Last few years have seen an explosion in the capabilities of representations learned by large models trained on lots of data. From LLMs like GPT4 for natural language processing, to multimodal models like CLIP or Flamingo for visual reasoning, or even text-to-image models like DALLE-3 for image generation; these models have revolutionized the way computers understand these different modalities. One modality, however, has somewhat been left behind—videos. While GPT4V and DALLE-3 have made huge strides in image understanding and generation, understanding or generating videos is still an open problem. What are the reasons for this, and will video representations ever catch up? I believe that instead of thinking of this as a competition between videos and the other modalities, the strong language, image, or generative representations should instead be viewed as an asset for bootstrapping strong video representations. In this talk, I will share some of my recent work in building better video representations, by leveraging these advanced representations, specifically for the tasks of video understanding, multimodal understanding, and video generation.

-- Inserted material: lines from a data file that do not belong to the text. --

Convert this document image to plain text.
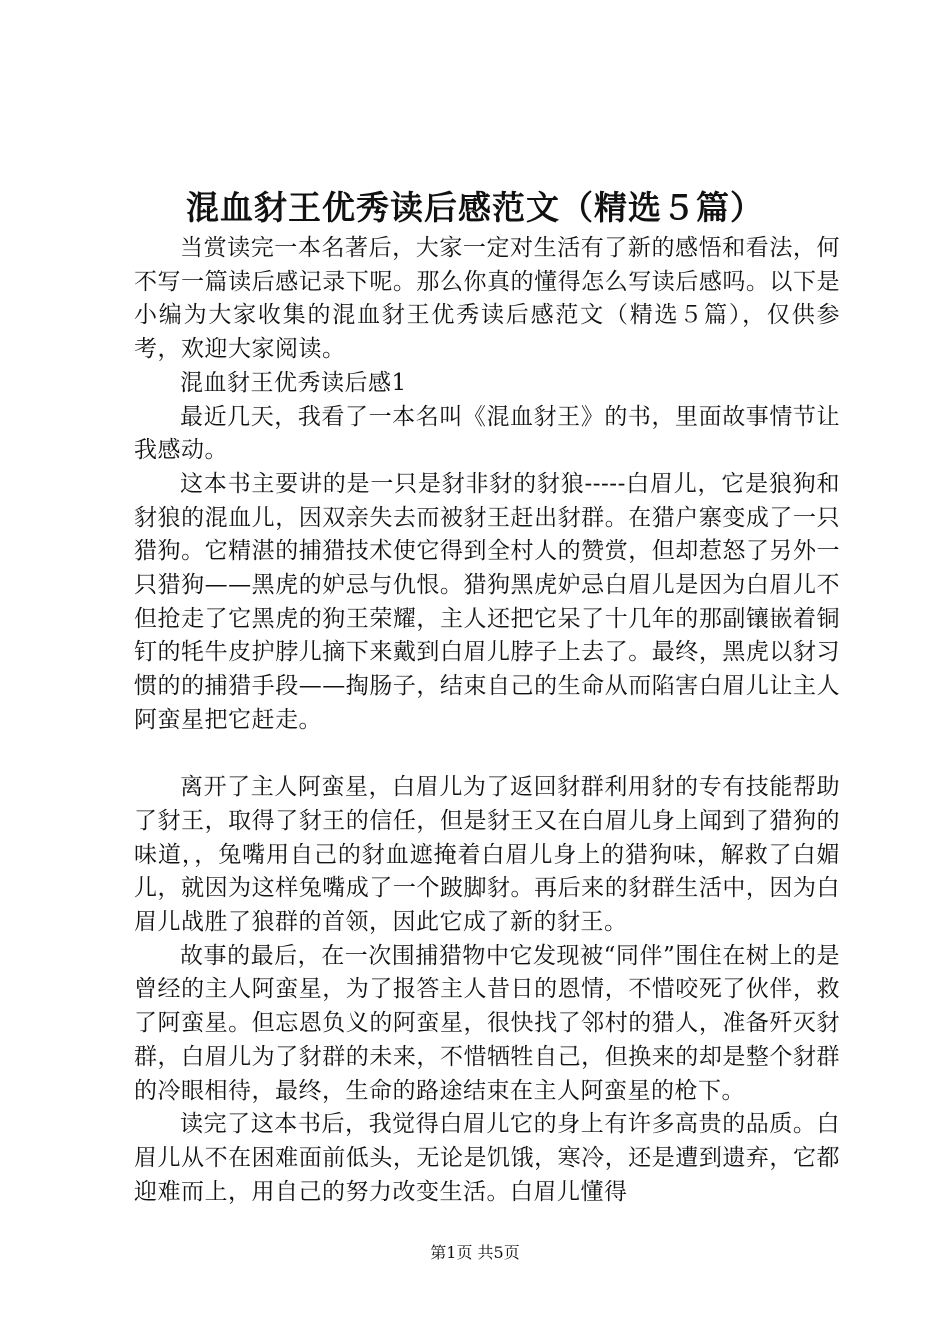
混血豺王优秀读后感范文（精选５篇）

当赏读完一本名著后，大家一定对生活有了新的感悟和看法，何不写一篇读后感记录下呢。那么你真的懂得怎么写读后感吗。以下是小编为大家收集的混血豺王优秀读后感范文（精选５篇），仅供参考，欢迎大家阅读。

混血豺王优秀读后感1

最近几天，我看了一本名叫《混血豺王》的书，里面故事情节让我感动。

这本书主要讲的是一只是豺非豺的豺狼-----白眉儿，它是狼狗和豺狼的混血儿，因双亲失去而被豺王赶出豺群。在猎户寨变成了一只猎狗。它精湛的捕猎技术使它得到全村人的赞赏，但却惹怒了另外一只猎狗——黑虎的妒忌与仇恨。猎狗黑虎妒忌白眉儿是因为白眉儿不但抢走了它黑虎的狗王荣耀，主人还把它呆了十几年的那副镶嵌着铜钉的牦牛皮护脖儿摘下来戴到白眉儿脖子上去了。最终，黑虎以豺习惯的的捕猎手段——掏肠子，结束自己的生命从而陷害白眉儿让主人阿蛮星把它赶走。

离开了主人阿蛮星，白眉儿为了返回豺群利用豺的专有技能帮助了豺王，取得了豺王的信任，但是豺王又在白眉儿身上闻到了猎狗的味道，，兔嘴用自己的豺血遮掩着白眉儿身上的猎狗味，解救了白媚儿，就因为这样兔嘴成了一个跛脚豺。再后来的豺群生活中，因为白眉儿战胜了狼群的首领，因此它成了新的豺王。

故事的最后，在一次围捕猎物中它发现被“同伴”围住在树上的是曾经的主人阿蛮星，为了报答主人昔日的恩情，不惜咬死了伙伴，救了阿蛮星。但忘恩负义的阿蛮星，很快找了邻村的猎人，准备歼灭豺群，白眉儿为了豺群的未来，不惜牺牲自己，但换来的却是整个豺群的冷眼相待，最终，生命的路途结束在主人阿蛮星的枪下。

读完了这本书后，我觉得白眉儿它的身上有许多高贵的品质。白眉儿从不在困难面前低头，无论是饥饿，寒冷，还是遭到遗弃，它都迎难而上，用自己的努力改变生活。白眉儿懂得

第1页 共5页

Rohit is a Research Scientist in the GenAI Research group at Meta. His current research focuses on understanding and generating multimodal data, using minimal human supervision. He obtained a MS and PhD in Robotics from Carnegie Mellon University, where he worked on learning from and understanding videos. He was previously part of the Facebook AI Research (FAIR) group at Meta, and has spent time at DeepMind, Adobe and Facebook as an intern. His research has won multiple international challenges, and has been recognized through a Best Paper (Finalist) Award at CVPR’22, Best Paper Award at ICCV’19 HVU Workshop, Siebel Scholarship at CMU, and a Gold Medal and Research Award for undergraduate research at IIIT Hyderabad.